Much was made of the risk posed by the 4,000 prisoners who escaped from Haiti’s ruined jails by journalists who seemed unaware that the majority of these were being held on remand pending their trials.
The alarmist reports actually put peoples’ lives at risk, as security fears delayed aid distribution and helped convince US forces to prioritise the arrival of armed troops over aid flights during a couple of crucial days.
We had seen exactly the same syndrome at work after Katrina, producing exactly the same effect whereby restoring order became a precondition for mounting search-and-rescue operations. The syndrome was repeated despite the manifest differences between the hurricane and earthquake catastrophes.
About 1,900 people were killed by Katrina, while about 120,000 perished in the Haitian quake.
The hurricane was expected, but it is still impossible to predict the timing of earthquakes. The best warning came from the March 2008 Caribbean Geological Conference, which considered a 7.2 magnitude earthquake probable “over the next 40 years”.
Most of New Orleans’s agony came from flooding as levees and pumps failed, leading to a steady, if rapid, rise in water levels over several hours. Haiti’s earthquake caused most of its damage and fatalities in under a minute. As the Haitian writer Dany Laferrière later observed: “I didn’t know that sixty seconds could last so very long.”
The earthquake struck one of the world’s poorest countries, devastated its capital, and decapitated the UN Minustah mission.
If it took the world days to grasp the US needed help in 2005, the understanding of Haiti’s need was instantaneous. A Mexican military field kitchen, naval vessels and helicopters would eventually deploy to assist Katrina survivors. Iceland’s world-renowned urban rescue team flew into Port-au-Prince less than 28 hours after the earthquake.
If the overwhelming majority of those who died in New Orleans were the city’s poorest residents, many of the dead in Port-au-Prince came from slightly higher up the social scale.
Almost everybody with a car, and the money to buy petrol, had fled New Orleans before the hurricane struck. Conversely, those Haitians forced to live in flimsy single-story shantytown constructions had a much better chance of survival than slightly wealthier citizens in concrete houses, or who were in offices and schools when the quake hit.

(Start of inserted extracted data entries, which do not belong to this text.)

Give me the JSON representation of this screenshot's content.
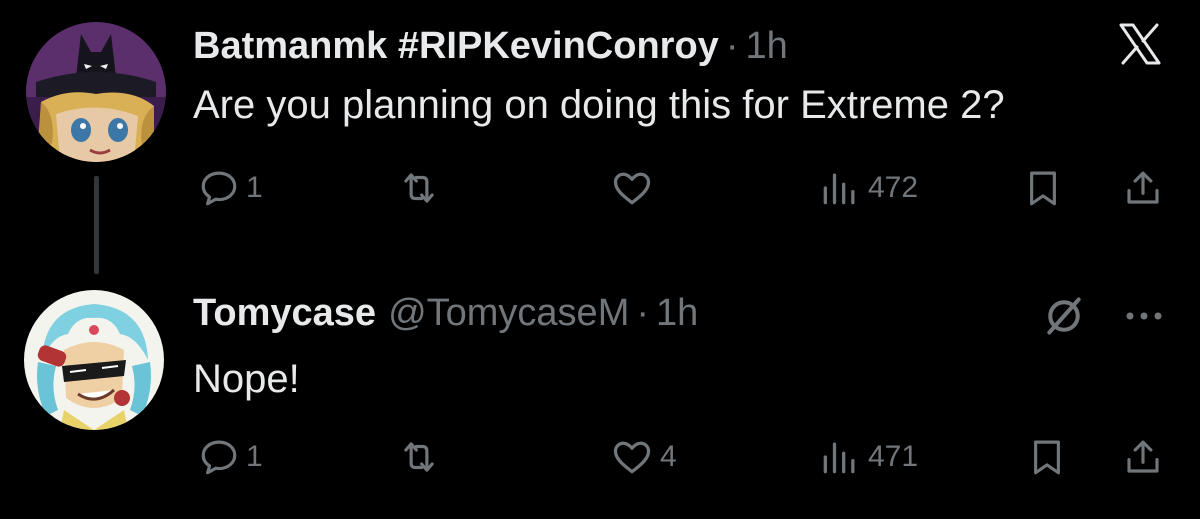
{
  "tweets": [
    {
      "display_name": "Batmanmk #RIPKevinConroy",
      "handle": "",
      "separator": "·",
      "time": "1h",
      "text": "Are you planning on doing this for Extreme 2?",
      "avatar_icon": "batman-anime-avatar",
      "top_right_icon": "x-logo-icon",
      "metrics": {
        "replies": "1",
        "retweets": "",
        "likes": "",
        "views": "472"
      }
    },
    {
      "display_name": "Tomycase",
      "handle": "@TomycaseM",
      "separator": "·",
      "time": "1h",
      "text": "Nope!",
      "avatar_icon": "cartoon-character-avatar",
      "top_right_icon": "grok-icon",
      "more_icon": "more-icon",
      "metrics": {
        "replies": "1",
        "retweets": "",
        "likes": "4",
        "views": "471"
      }
    }
  ],
  "colors": {
    "background": "#000000",
    "primary_text": "#e7e9ea",
    "secondary_text": "#71767b",
    "thread_line": "#333639"
  }
}
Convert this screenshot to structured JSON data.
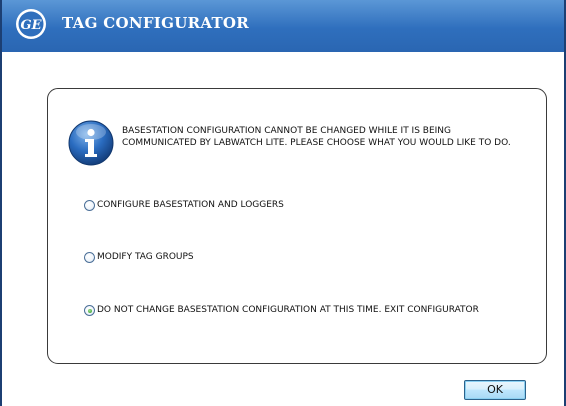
{
  "window": {
    "title": "TAG CONFIGURATOR",
    "logo_text": "GE"
  },
  "dialog": {
    "message": "BASESTATION CONFIGURATION CANNOT BE CHANGED WHILE IT IS BEING COMMUNICATED BY LABWATCH LITE. PLEASE CHOOSE WHAT YOU WOULD LIKE TO DO.",
    "options": [
      {
        "label": "CONFIGURE BASESTATION AND LOGGERS",
        "selected": false
      },
      {
        "label": "MODIFY TAG GROUPS",
        "selected": false
      },
      {
        "label": "DO NOT CHANGE BASESTATION CONFIGURATION AT THIS TIME. EXIT CONFIGURATOR",
        "selected": true
      }
    ]
  },
  "buttons": {
    "ok_label": "OK"
  },
  "colors": {
    "titlebar": "#2f6fbd",
    "window_border": "#1c3f73",
    "info_icon": "#1f5fb0"
  }
}
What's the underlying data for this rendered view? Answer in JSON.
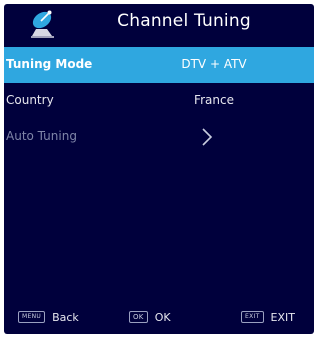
{
  "header": {
    "title": "Channel Tuning",
    "icon": "satellite-dish-icon"
  },
  "menu": [
    {
      "label": "Tuning Mode",
      "value": "DTV + ATV"
    },
    {
      "label": "Country",
      "value": "France"
    },
    {
      "label": "Auto Tuning",
      "value_icon": "chevron-right-icon"
    }
  ],
  "footer": {
    "back_key": "MENU",
    "back_label": "Back",
    "ok_key": "OK",
    "ok_label": "OK",
    "exit_key": "EXIT",
    "exit_label": "EXIT"
  },
  "colors": {
    "background": "#00003c",
    "highlight": "#2fa7e0",
    "disabled_text": "#7f85a8"
  }
}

No international media had correspondents based in New Orleans, while there were already several correspondents in Haiti, and others quickly arrived. Twitter and Facebook, now universal, were still on the drawing board in 2005. Haiti’s erratic electricity and telecom networks meant that the presence of generators and satellite connections was considerably more widespread than it had been in New Orleans.

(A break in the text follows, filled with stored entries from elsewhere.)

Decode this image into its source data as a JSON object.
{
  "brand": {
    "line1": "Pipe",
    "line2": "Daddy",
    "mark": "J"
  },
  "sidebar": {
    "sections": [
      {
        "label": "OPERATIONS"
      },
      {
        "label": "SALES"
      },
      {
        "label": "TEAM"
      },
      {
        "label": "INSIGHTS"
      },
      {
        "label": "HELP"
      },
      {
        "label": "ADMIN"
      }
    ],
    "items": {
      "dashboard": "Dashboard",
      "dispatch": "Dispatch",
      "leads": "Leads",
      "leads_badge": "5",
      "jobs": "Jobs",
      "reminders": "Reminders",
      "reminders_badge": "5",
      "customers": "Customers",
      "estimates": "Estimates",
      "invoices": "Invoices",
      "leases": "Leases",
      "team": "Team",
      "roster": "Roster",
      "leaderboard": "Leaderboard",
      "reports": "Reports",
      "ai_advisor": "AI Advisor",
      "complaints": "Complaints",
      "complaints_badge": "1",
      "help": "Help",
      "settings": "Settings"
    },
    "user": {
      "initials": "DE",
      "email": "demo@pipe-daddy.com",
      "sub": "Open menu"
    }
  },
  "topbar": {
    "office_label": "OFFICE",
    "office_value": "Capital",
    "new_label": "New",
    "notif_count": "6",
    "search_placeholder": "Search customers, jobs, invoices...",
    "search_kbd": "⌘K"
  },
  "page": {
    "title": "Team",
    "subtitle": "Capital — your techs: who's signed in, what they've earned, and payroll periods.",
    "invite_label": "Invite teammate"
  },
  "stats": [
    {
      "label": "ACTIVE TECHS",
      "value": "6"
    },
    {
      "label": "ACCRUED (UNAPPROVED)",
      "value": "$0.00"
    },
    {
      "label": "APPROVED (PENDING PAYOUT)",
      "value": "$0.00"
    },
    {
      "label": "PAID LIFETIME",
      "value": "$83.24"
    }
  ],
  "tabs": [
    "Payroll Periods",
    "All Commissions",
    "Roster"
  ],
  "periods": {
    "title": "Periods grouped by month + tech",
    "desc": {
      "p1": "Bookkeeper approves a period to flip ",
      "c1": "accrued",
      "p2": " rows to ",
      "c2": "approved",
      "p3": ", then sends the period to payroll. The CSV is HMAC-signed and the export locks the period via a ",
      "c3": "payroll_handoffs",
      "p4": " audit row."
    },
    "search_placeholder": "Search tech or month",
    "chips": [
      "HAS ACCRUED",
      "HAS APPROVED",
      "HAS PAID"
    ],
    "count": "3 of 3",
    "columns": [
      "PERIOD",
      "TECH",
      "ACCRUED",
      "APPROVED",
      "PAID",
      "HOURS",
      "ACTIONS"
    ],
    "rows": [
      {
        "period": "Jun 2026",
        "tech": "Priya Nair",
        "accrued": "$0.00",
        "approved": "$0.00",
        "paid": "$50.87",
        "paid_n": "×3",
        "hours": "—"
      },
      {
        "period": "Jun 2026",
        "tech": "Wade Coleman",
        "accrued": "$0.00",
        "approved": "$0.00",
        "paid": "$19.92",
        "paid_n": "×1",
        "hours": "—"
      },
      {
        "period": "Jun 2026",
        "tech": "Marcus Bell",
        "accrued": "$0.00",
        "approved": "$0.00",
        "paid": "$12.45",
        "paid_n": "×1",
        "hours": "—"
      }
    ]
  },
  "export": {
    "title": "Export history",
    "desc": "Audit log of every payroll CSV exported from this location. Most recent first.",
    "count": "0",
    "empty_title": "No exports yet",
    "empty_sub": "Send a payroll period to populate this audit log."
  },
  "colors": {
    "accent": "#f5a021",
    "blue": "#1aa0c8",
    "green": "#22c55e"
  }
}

Despite these differences, the reports of society breaking down, of widespread looting, rape and mayhem, were remarkably similar.
Mayor Nagin had told Oprah Winfrey of “hundreds of armed gang members killing and raping” in his city’s superdome and its neighbouring convention centre. The US government would send a refrigerated truck to collect the 200 bodies it expected to find.

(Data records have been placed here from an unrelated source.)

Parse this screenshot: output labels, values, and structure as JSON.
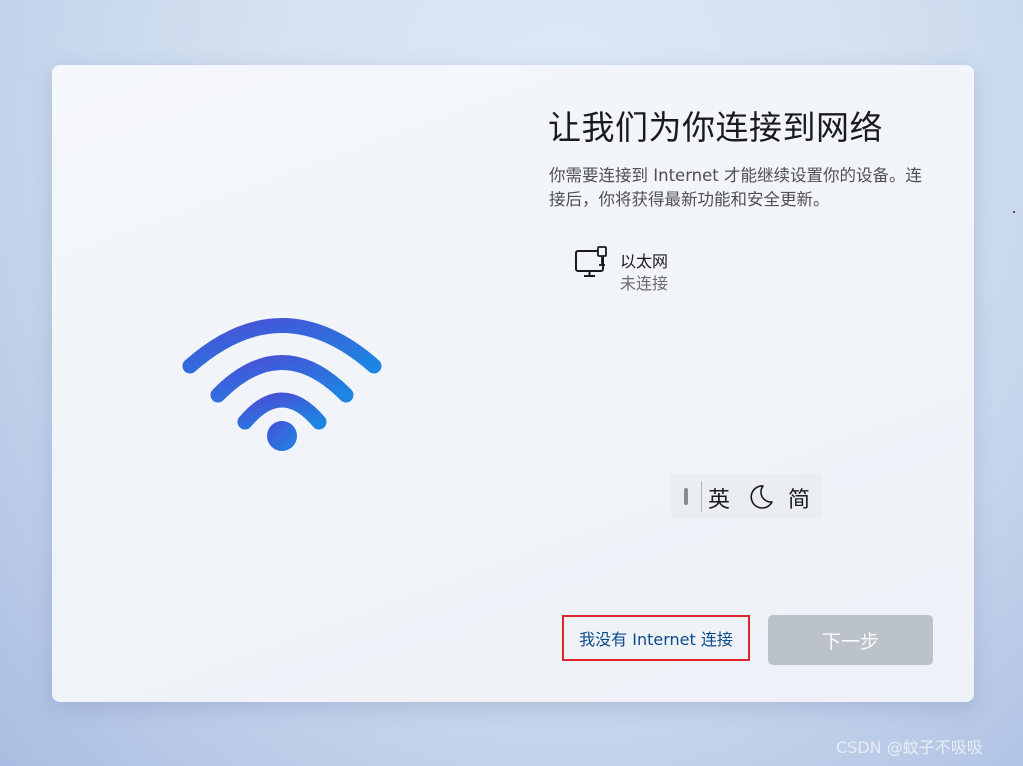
{
  "oobe": {
    "title": "让我们为你连接到网络",
    "description": "你需要连接到 Internet 才能继续设置你的设备。连接后，你将获得最新功能和安全更新。",
    "network": {
      "icon": "ethernet-computer-icon",
      "name": "以太网",
      "status": "未连接"
    },
    "hero_icon": "wifi-icon",
    "no_internet_label": "我没有 Internet 连接",
    "next_label": "下一步"
  },
  "ime": {
    "language": "英",
    "mode_icon": "moon-icon",
    "charset": "简"
  },
  "watermark": "CSDN @蚊子不吸吸",
  "colors": {
    "wifi_gradient_start": "#4355d8",
    "wifi_gradient_end": "#1e7fe0",
    "link": "#0b4a8c",
    "highlight_box": "#e0262b",
    "next_disabled": "#bcc2c9"
  }
}
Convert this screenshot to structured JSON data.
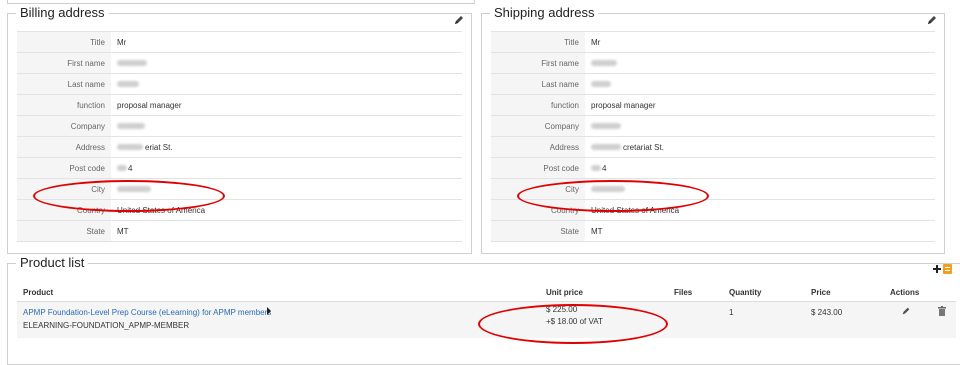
{
  "billing": {
    "legend": "Billing address",
    "rows": [
      {
        "label": "Title",
        "value": "Mr"
      },
      {
        "label": "First name",
        "value": ""
      },
      {
        "label": "Last name",
        "value": ""
      },
      {
        "label": "function",
        "value": "proposal manager"
      },
      {
        "label": "Company",
        "value": ""
      },
      {
        "label": "Address",
        "value": "eriat St."
      },
      {
        "label": "Post code",
        "value": "4"
      },
      {
        "label": "City",
        "value": ""
      },
      {
        "label": "Country",
        "value": "United States of America"
      },
      {
        "label": "State",
        "value": "MT"
      }
    ]
  },
  "shipping": {
    "legend": "Shipping address",
    "rows": [
      {
        "label": "Title",
        "value": "Mr"
      },
      {
        "label": "First name",
        "value": ""
      },
      {
        "label": "Last name",
        "value": ""
      },
      {
        "label": "function",
        "value": "proposal manager"
      },
      {
        "label": "Company",
        "value": ""
      },
      {
        "label": "Address",
        "value": "cretariat St."
      },
      {
        "label": "Post code",
        "value": "4"
      },
      {
        "label": "City",
        "value": ""
      },
      {
        "label": "Country",
        "value": "United States of America"
      },
      {
        "label": "State",
        "value": "MT"
      }
    ]
  },
  "products": {
    "legend": "Product list",
    "columns": {
      "product": "Product",
      "unit_price": "Unit price",
      "files": "Files",
      "quantity": "Quantity",
      "price": "Price",
      "actions": "Actions"
    },
    "items": [
      {
        "name": "APMP Foundation-Level Prep Course (eLearning) for APMP members",
        "sku": "ELEARNING-FOUNDATION_APMP-MEMBER",
        "unit_price": "$ 225.00",
        "vat": "+$ 18.00 of VAT",
        "quantity": "1",
        "price": "$ 243.00"
      }
    ]
  },
  "colors": {
    "highlight": "#e00000",
    "link": "#2a6ab7",
    "add_icon_accent": "#f0a020"
  },
  "icons": [
    "pencil-icon",
    "plus-icon",
    "list-icon",
    "chevron-right-icon",
    "trash-icon"
  ]
}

Ten bodies would actually be recovered from both sites. Seven had died of natural causes, one of an overdose, one had committed suicide and there was one possible homicide out of the 45,000 people who had been stranded in both buildings.
Looting can be a question of perspective. Taking food from a flooded or collapsed shop to feed yourself and your children could just as easily be called survival. Edna Harris, one of the refugees at the New Orleans Convention centre, observed that “ladies with babies” had to depend on people breaking into shops to “bring them milk”.
Elias Abraham, owner of a “looted” Haitian supermarket told the Wall Street Journal: “I don’t care. God bless them. If they need the food, take it.”
Some commentators seemed to operate on the basis that human beings only behave decently when compelled to do so. Does such an expectation of “animalistic” behaviour flow from a fundamentalist biblical interpretation of “Original Sin” which predisposes us to evil?
Could it be that poorer and less well educated people are expected to be more prone to savage behaviour? Moreover, that poor black people are even worse?
Some people undoubtedly behaved irresponsibly in Port-au-Prince after the earthquake.
Some of them held machetes. Others had microphones.